Because I really want clean snapshots for backups and hourly/daily/monthly/yearly automatic snapshots against rm -rf type fatfingering mistakes, I am migrating everything to ZFS these days. Try it with optane. I am not interleaving modules, just ZFS with two 512 MB modules as disks. GPT partition EF00 holds only one file anymore, a zfs boot menu .efi with kernel and initramsfs and some parameters.

Bash:
#!/bin/sh

ROOT_POOL="zpool1/ROOT"

BOOT_KERNEL="vmlinuz-linux-custom"
BOOT_CMDLINE="rw delayacct audit=0 init_on_alloc=0 init_on_free=0 kvm-intel.nested=1 page_alloc.shuffle=1 intel_iommu=igfx_off iommu=pt msr.allow_writes=on retbleed=stuff"
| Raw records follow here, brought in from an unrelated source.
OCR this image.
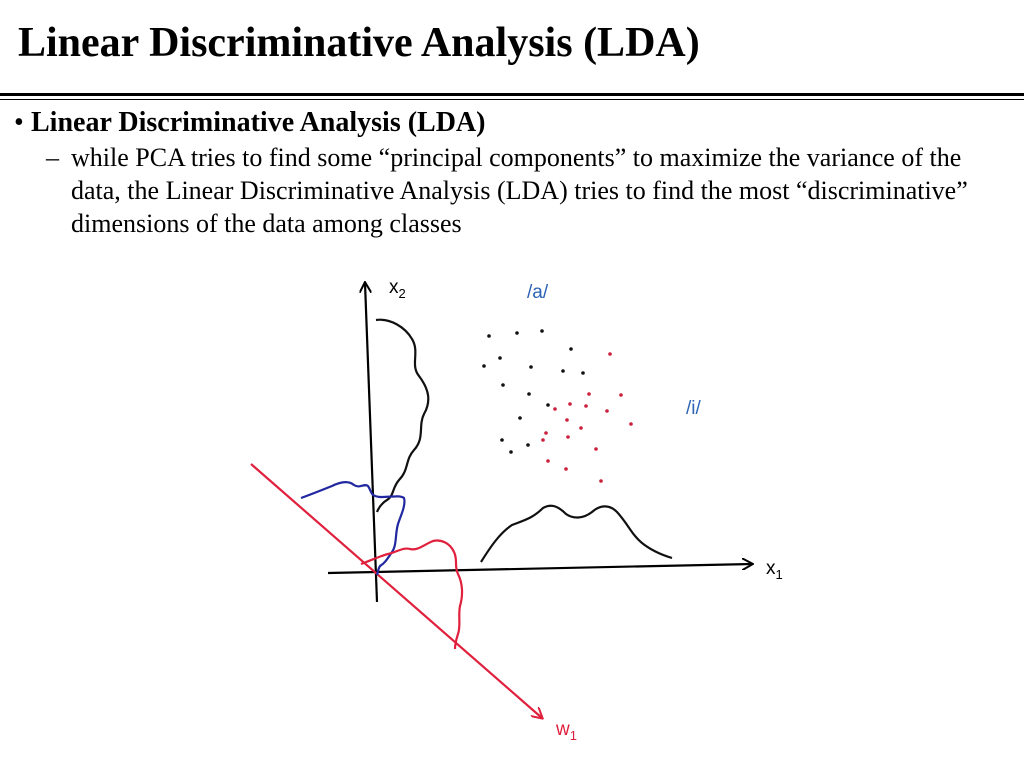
Linear Discriminative Analysis (LDA)
• Linear Discriminative Analysis (LDA)
– while PCA tries to find some “principal components” to maximize the variance of the data, the Linear Discriminative Analysis (LDA) tries to find the most “discriminative” dimensions of the data among classes
$x_2$
$x_1$
$w_1$
/a/
/i/
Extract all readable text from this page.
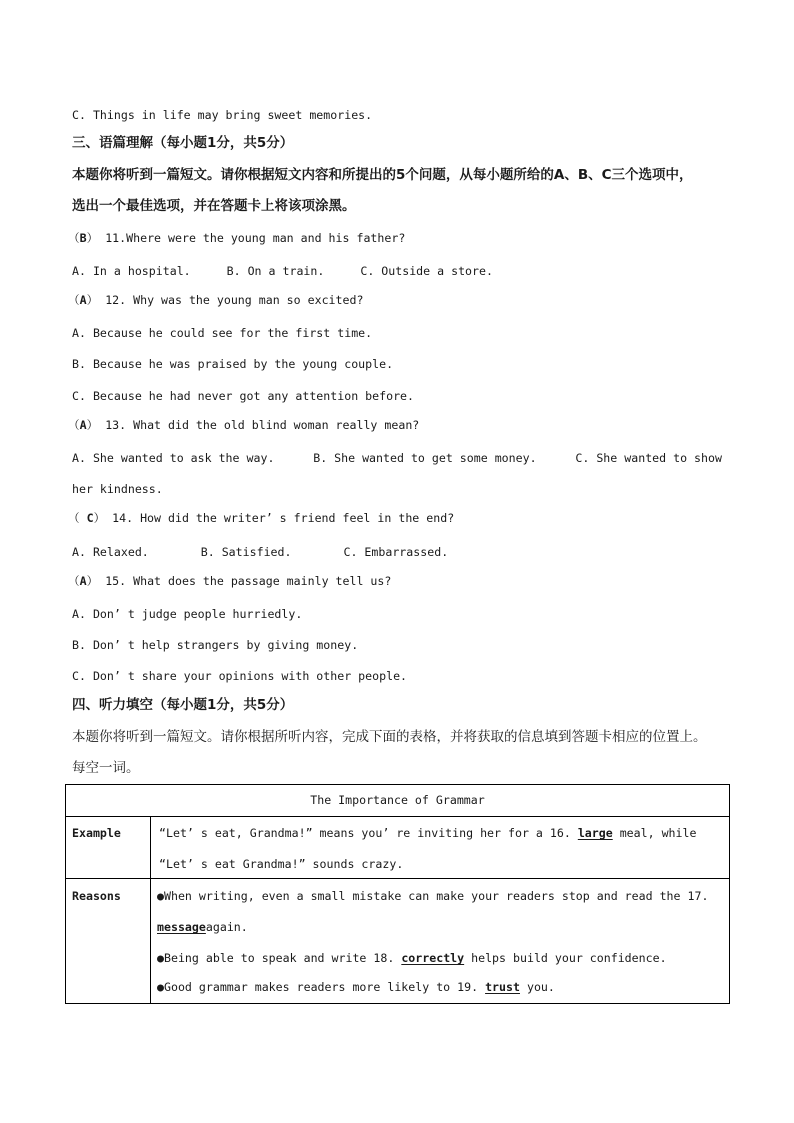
C. Things in life may bring sweet memories.
三、语篇理解（每小题1分，共5分）
本题你将听到一篇短文。请你根据短文内容和所提出的5个问题，从每小题所给的A、B、C三个选项中，
选出一个最佳选项，并在答题卡上将该项涂黑。
（B） 11.Where were the young man and his father?
A. In a hospital.	B. On a train.	C. Outside a store.
（A） 12. Why was the young man so excited?
A. Because he could see for the first time.
B. Because he was praised by the young couple.
C. Because he had never got any attention before.
（A） 13. What did the old blind woman really mean?
A. She wanted to ask the way.	B. She wanted to get some money.	C. She wanted to show
her kindness.
（ C） 14. How did the writer’ s friend feel in the end?
A. Relaxed.	B. Satisfied.	C. Embarrassed.
（A） 15. What does the passage mainly tell us?
A. Don’ t judge people hurriedly.
B. Don’ t help strangers by giving money.
C. Don’ t share your opinions with other people.
四、听力填空（每小题1分，共5分）
本题你将听到一篇短文。请你根据所听内容，完成下面的表格，并将获取的信息填到答题卡相应的位置上。
每空一词。
The Importance of Grammar
Example	“Let’ s eat, Grandma!” means you’ re inviting her for a 16. large meal, while
“Let’ s eat Grandma!” sounds crazy.
Reasons	●When writing, even a small mistake can make your readers stop and read the 17.
messageagain.
●Being able to speak and write 18. correctly helps build your confidence.
●Good grammar makes readers more likely to 19. trust you.
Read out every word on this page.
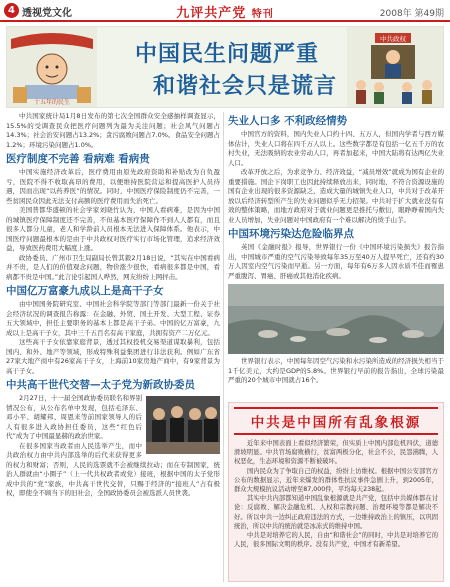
4 透视党文化	九评共产党 特刊	2008年 第49期
十五年的民生
中国民生问题严重
和谐社会只是谎言
中共政权

中共国家统计局1月8日发布的第七次全国群众安全感抽样调查显示，15.5%的受调查民众把医疗问题列为最为关注问题；社会风气问题占14.3%；社会治安问题占13.2%；贪污腐败问题占7.0%。食品安全问题占1.2%；环境污染问题占1.0%。

医疗制度不完善 看病难 看病贵

中国实施经济改革后，医疗费用由原先政府资助和补贴改为自负盈亏，医院不得不收取高昂的费用，以便维持医院营运和提高医护人员待遇，因而出现“以药养医”的情况。同时，中国医疗保险制度仍不完善，一些贫困民众因此无法支付高额的医疗费用而失治死亡。

美国普都华盛顿的社会学家刘晓竹认为，中国人看病难，是因为中国的城镇医疗保障制度还不完善，不但基本医疗保障作不到人人都有，而且很多人都分儿童，老人和学龄前人员根本无法进入保障体系。他表示，中国医疗问题最根本的是由于中共政权对医疗实行市场化管理，追求经济效益，导致医药费用大幅度上涨。

政协委员、广州市卫生局副局长曾其毅2月18日说，“其实在中国看病并不贵，是人们的价值观念问题，物价涨少很快，看病很多都是中国，看病都不贵是中国。”此言论引起国人哗然，网友纷纷上网抨击。

中国亿万富豪九成以上是高干子女

由中国国务院研究室、中国社会科学院等部门等部门最新一份关于社会经济状况的调查报告称露：在金融、外贸、国土开发、大型工程、证券五大领域中，担任主要职务的基本上都是高干子弟。中国的亿万富豪，九成以上是高干子女，其中三千五百名有高干家庭，共拥有资产二万亿元。

这些高干子女依靠家庭背景，透过其权投机交易渠道谋取暴利，包括国内、和外、地产等领域，形成特殊利益集团进行非法获利。例如广东省27家大地产商中有26家高干子女，上海前10家房地产商中，有9家背景为高干子女。

中共高干世代交替—太子党为新政协委员

2月27日，十一届全国政协委员联名和界别情况公布，从公布名单中发现，包括毛泽东、邓小平、胡耀邦、周恩来等前国家领导人的后人有很多进入政协担任委员，这些“红色后代”成为了中国最显赫的政治世家。

在很多国家当政者由人民选举产生，而中共政治权力由中共内部选举的后代来获得更多的权力和财富；否则，人民的选票就不会被继续拉动；而在专制国家，统治人群就由“小圈子”（上一代共权政者或党）接班，根据中国的太子党形成中共的“党”家族，中共高干世代交替，只赐于经济的“接班人”占有极权，即使全不顾当下的旧社会，全国政协委员会被选派人员世袭。

失业人口多 不利政经情势

中国官方的资料，国内失业人口约十四、五万人，但国内学者与西方媒体估计，失业人口将在四千万人以上。这些数字都是有包括一亿五千万的农村失业，无法吸纳的农业劳动人口，再者加起来，中国大陆将有达两亿失业人口。

改革开放之后，为求竞争力、经济效益，“减员增效”就成为国有企业的重要措施。国企下岗职工也因此持续释放出来，同时地、不符合资源设施的国有企业出现的很多资源缺乏，造成大量的城镇失业人口，中共对于改革开放以后经济转型所产生的失业问题似乎无力招架。中共对于扩大就业没有有效的整体策略，而地方政府对于就业问题更是推托与敷衍，眼睁睁着国内失业人员增加，失业问题对中国政府有一个难以解决的烫手山芋。

中国环境污染达危险临界点

英国《金融时报》报导，世界银行一份《中国环境污染损失》报告指出，中国城市严重的空气污染导致每年35万至40万人提早死亡，还有约30万人因室内空气污染而早逝。另一方面，每年有6万多人因水质不佳而罹患严重腹泻、胃癌、肝癌或其他消化疾病。

世界银行表示，中国每年因空气污染和水污染所造成的经济损失相当于1千亿美元，大约是GDP的5.8%。世界银行早前的报告指出，全球污染最严重的20个城市中国就占16个。

中共是中国所有乱象根源

近年来中国表面上看似经济繁荣，但实质上中国内部危机四伏，道德滑坡明显。中共官场腐败横行，贫富两极分化，社会不公，民怨沸腾，人权恶化，生态环境和资源不断被破坏。

国内民众为了争取自己的权益，纷纷上访维权。根据中国公安部官方公布的数据显示，近年来爆发的群体性抗议事件急剧上升，到2005年，群众大规模抗议活动增至87,000件，平均每天238起。

其实中共内部都知道中国乱象根源就是共产党，包括中共媒体都在讨论：反腐败、解决金融危机、人权和宗教问题、治理环境等都是解决不好。所以中共一边纠正政府违法的方式，一边维持政治上的镇压，以巩固统治，所以中共的统治就是冰冻式的维持中国。

中共是对培养它的人民，自由“和谐社会”的同时，中共是对培养它的人民，很多国际文明的秩序。没有共产党，中国才有新希望。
# rd.debug rd.log=all printk.devkmsg=on
# crashkernel=512M

BOOT_EFI="/boot/efi/EFI/BOOT/BOOTX64.EFI"
BOOT_EFI_DIST="/boot/zfsbootmenu-recovery-x86_64-v3.0.1-linux6.12.EFI"
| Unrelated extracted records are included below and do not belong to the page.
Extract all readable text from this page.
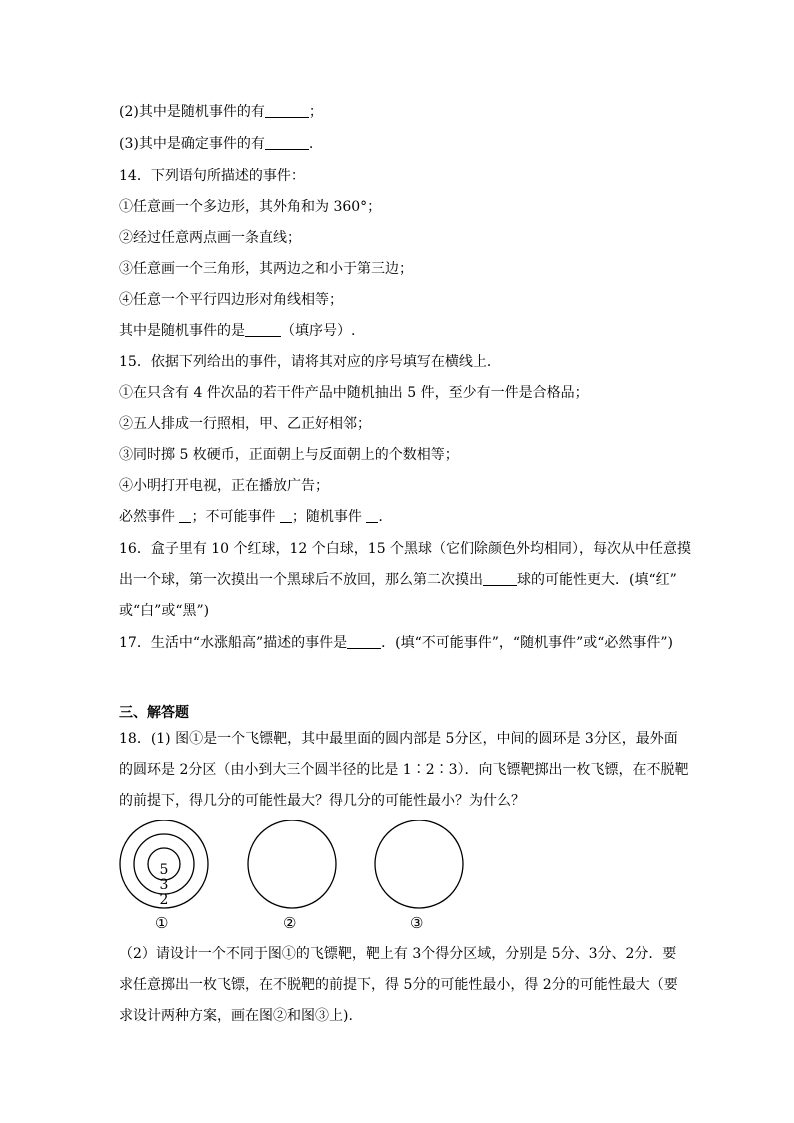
(2)其中是随机事件的有	；
(3)其中是确定事件的有	.
14．下列语句所描述的事件：
①任意画一个多边形，其外角和为 360°；
②经过任意两点画一条直线；
③任意画一个三角形，其两边之和小于第三边；
④任意一个平行四边形对角线相等；
其中是随机事件的是	（填序号）.
15．依据下列给出的事件，请将其对应的序号填写在横线上．
①在只含有 4 件次品的若干件产品中随机抽出 5 件，至少有一件是合格品；
②五人排成一行照相，甲、乙正好相邻；
③同时掷 5 枚硬币，正面朝上与反面朝上的个数相等；
④小明打开电视，正在播放广告；
必然事件 ；不可能事件 ；随机事件 .
16．盒子里有 10 个红球，12 个白球，15 个黑球（它们除颜色外均相同），每次从中任意摸
出一个球，第一次摸出一个黑球后不放回，那么第二次摸出 球的可能性更大．(填“红”
或“白”或“黑”)
17．生活中“水涨船高”描述的事件是 ．(填“不可能事件”，“随机事件”或“必然事件”)
三、解答题
18．(1) 图①是一个飞镖靶，其中最里面的圆内部是 5分区，中间的圆环是 3分区，最外面
的圆环是 2分区（由小到大三个圆半径的比是 1∶2∶3）．向飞镖靶掷出一枚飞镖，在不脱靶
的前提下，得几分的可能性最大？得几分的可能性最小？为什么？
5
3
2
①	②	③
（2）请设计一个不同于图①的飞镖靶，靶上有 3个得分区域，分别是 5分、3分、2分．要
求任意掷出一枚飞镖，在不脱靶的前提下，得 5分的可能性最小，得 2分的可能性最大（要
求设计两种方案，画在图②和图③上).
if ! mountpoint -q /boot/efi; then
    echo "*** Mounting ESP"
    mount /boot/efi || exit 1
    if ! mountpoint -q /boot/efi; then
        echo "ESP problem, not a mountpoint"
        exit 1
    fi
fi

if [ ! -f "$BOOT_EFI" ]; then
    echo "File $BOOT_EFI missing." >&2
    exit 1
fi

if [ ! -f "$BOOT_EFI_DIST" ]; then
    echo "File $BOOT_EFI_DIST missing." >&2
    exit 1
fi

if [ ! -f /etc/hostid ]; then
    echo "File /etc/hostid missing." >&2
    exit 1
fi

echo "*** Boot pool settings"
zfs set org.zfsbootmenu:commandline="$BOOT_CMDLINE" "$ROOT_POOL"
zfs set org.zfsbootmenu:kernel="$BOOT_KERNEL" "$ROOT_POOL"
zfs get all -s local "$ROOT_POOL" | grep zfsbootmenu | awk '{ $1=$1; print }'

echo "*** Writing BOOTX64.EFI"
HOSTID=$(od -An -tx4 /etc/hostid | tr -d " ")
/boot/zbm-kcl -r zbm.timeout -a zbm.timeout=5 -a spl.spl_hostid=0x"$HOSTID" -o "$BOOT_EFI" "$BOOT_EFI_DIST"
/boot/zbm-kcl "$BOOT_EFI"

echo "*** Unmounting ESP"
umount /boot/efi
exit 0
 

CyklonDX

Well-Known Member
Nov 8, 2022
1,781
640
113
The namespace is a region of 6x128GB Optane modules.
which optane version modules are those, Hz?
I've been measuring myself to grab 2-4 256-512G 2666MHz modules from first optane persistent memory myself. *(for dual gold 6254 768GB DDR4 3ds 2666MHz box)
 

CyklonDX

Well-Known Member
Nov 8, 2022
1,781
640
113
may i ask if your memory downclocked from 2933MHz or you were running in config that didn't downclock you?
(Adding modules to my config will likely downclock me to 2400MHz.)

Have you tested performance when used as 2nd tier ram space?